Two warps are very clearly better than one (Figure 7), likely because the second warp can fix the alignment and details that single warp model fails to address. Particular improvements occur for unbuttoned/unzipped outerwear and for product images with tags. These improvement may not be easily captured by quantitative evaluation because the differences in pixel values are small.
We attempted to train the geometric matching module (using TPS transform) to create warps on our dataset, as it was frequently adopted by prior work [17,45,11]. However, TPS transform failed to adapt to partitions and significant occlusions (examples in Supplementary Materials).
We used a user study to check how often users could identify synthesized images.

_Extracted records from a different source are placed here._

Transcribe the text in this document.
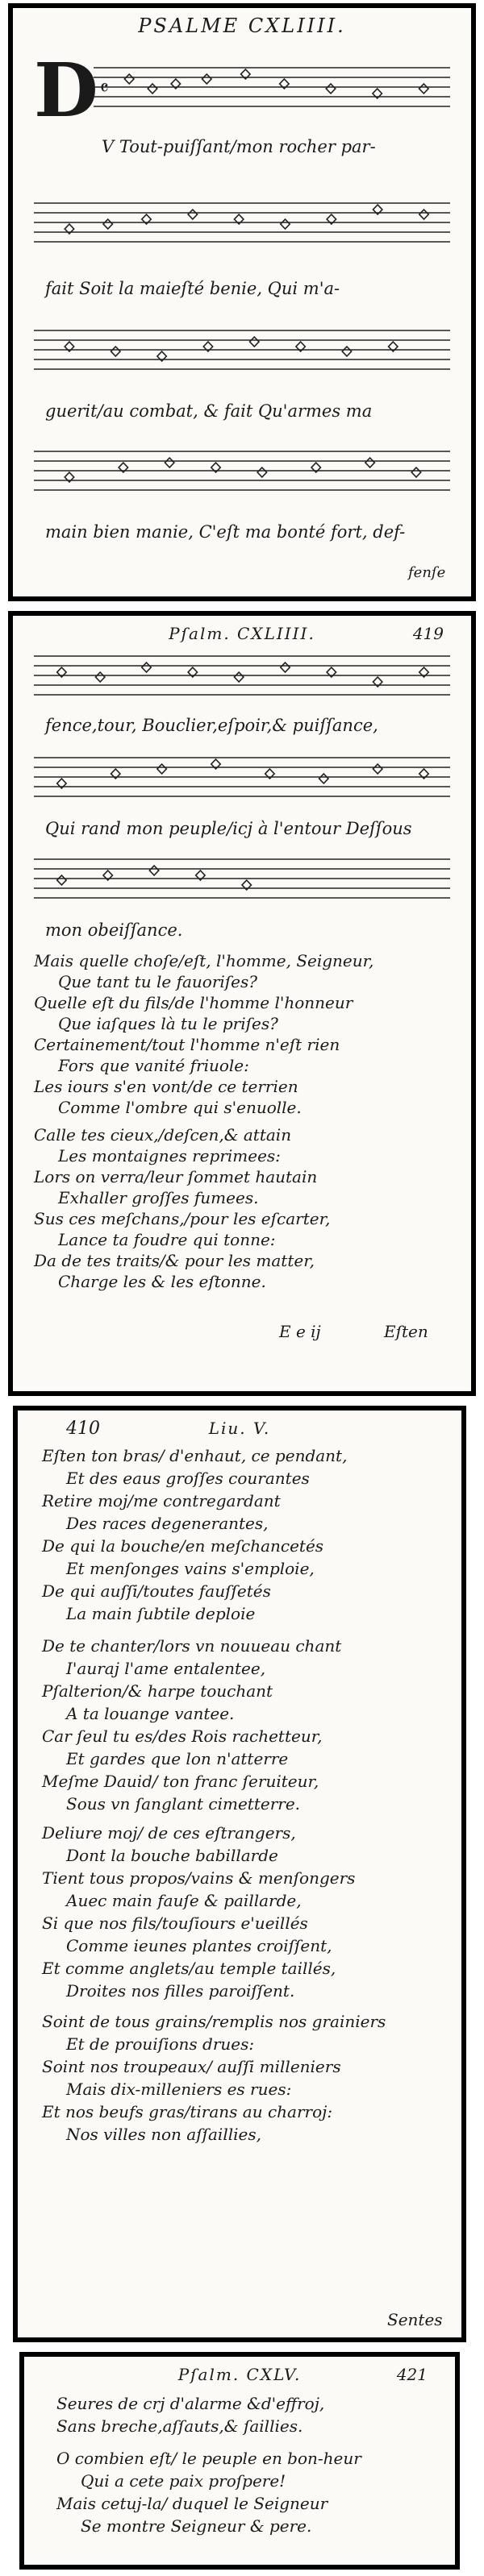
PSALME CXLIIII.
D 𝄴
V Tout-puiſſant/mon rocher par-
fait Soit la maieſté benie, Qui m'a-
guerit/au combat, & fait Qu'armes ma
main bien manie, C'eſt ma bonté fort, def-
fenſe
Pſalm. CXLIIII.	419
fence,tour, Bouclier,eſpoir,& puiſſance,
Qui rand mon peuple/icj à l'entour Deſſous
mon obeiſſance.
Mais quelle choſe/eſt, l'homme, Seigneur,
Que tant tu le fauoriſes?
Quelle eſt du fils/de l'homme l'honneur
Que iaſques là tu le priſes?
Certainement/tout l'homme n'eſt rien
Fors que vanité friuole:
Les iours s'en vont/de ce terrien
Comme l'ombre qui s'enuolle.
Calle tes cieux,/deſcen,& attain
Les montaignes reprimees:
Lors on verra/leur ſommet hautain
Exhaller groſſes fumees.
Sus ces meſchans,/pour les eſcarter,
Lance ta foudre qui tonne:
Da de tes traits/& pour les matter,
Charge les & les eſtonne.
E e ij	Eſten
410	Liu. V.
Eſten ton bras/ d'enhaut, ce pendant,
Et des eaus groſſes courantes
Retire moj/me contregardant
Des races degenerantes,
De qui la bouche/en meſchancetés
Et menſonges vains s'emploie,
De qui auſſi/toutes fauſſetés
La main ſubtile deploie
De te chanter/lors vn nouueau chant
I'auraj l'ame entalentee,
Pſalterion/& harpe touchant
A ta louange vantee.
Car ſeul tu es/des Rois rachetteur,
Et gardes que lon n'atterre
Meſme Dauid/ ton franc ſeruiteur,
Sous vn ſanglant cimetterre.
Deliure moj/ de ces eſtrangers,
Dont la bouche babillarde
Tient tous propos/vains & menſongers
Auec main fauſe & paillarde,
Si que nos fils/touſiours e'ueillés
Comme ieunes plantes croiſſent,
Et comme anglets/au temple taillés,
Droites nos filles paroiſſent.
Soint de tous grains/remplis nos grainiers
Et de prouiſions drues:
Soint nos troupeaux/ auſſi milleniers
Mais dix-milleniers es rues:
Et nos beufs gras/tirans au charroj:
Nos villes non aſſaillies,
Sentes
Pſalm. CXLV.	421
Seures de crj d'alarme &d'effroj,
Sans breche,aſſauts,& ſaillies.
O combien eſt/ le peuple en bon-heur
Qui a cete paix proſpere!
Mais cetuj-la/ duquel le Seigneur
Se montre Seigneur & pere.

A user is asked whether an image of a model wearing a product (which is shown) is real or synthesized. Display uses the highest possible resolution (512x512), as in figure 8.
We used examples where the mask is good, giving a fair representation of the top 20 percentile of our results. Users are primed with two real vs. fake pairs before the study. Each participant is then tested with 50 pairs of 25 real and
25 fake, without repeating products. We test two populations of users (vision researchers, and randomly selected participants).
Mostly, users are fooled by our images; there is a very high false-positive (i.e. synthesized image marked real by a user) rate (table 3). Figure 8 shows two examples of synthesized images that 70% of the general population reported as real. They are hard outerwear examples with region partition and complex shading. Nevertheless, our method managed to generate high quality synthesis. See supplementary material for all questions and complete results of the user study.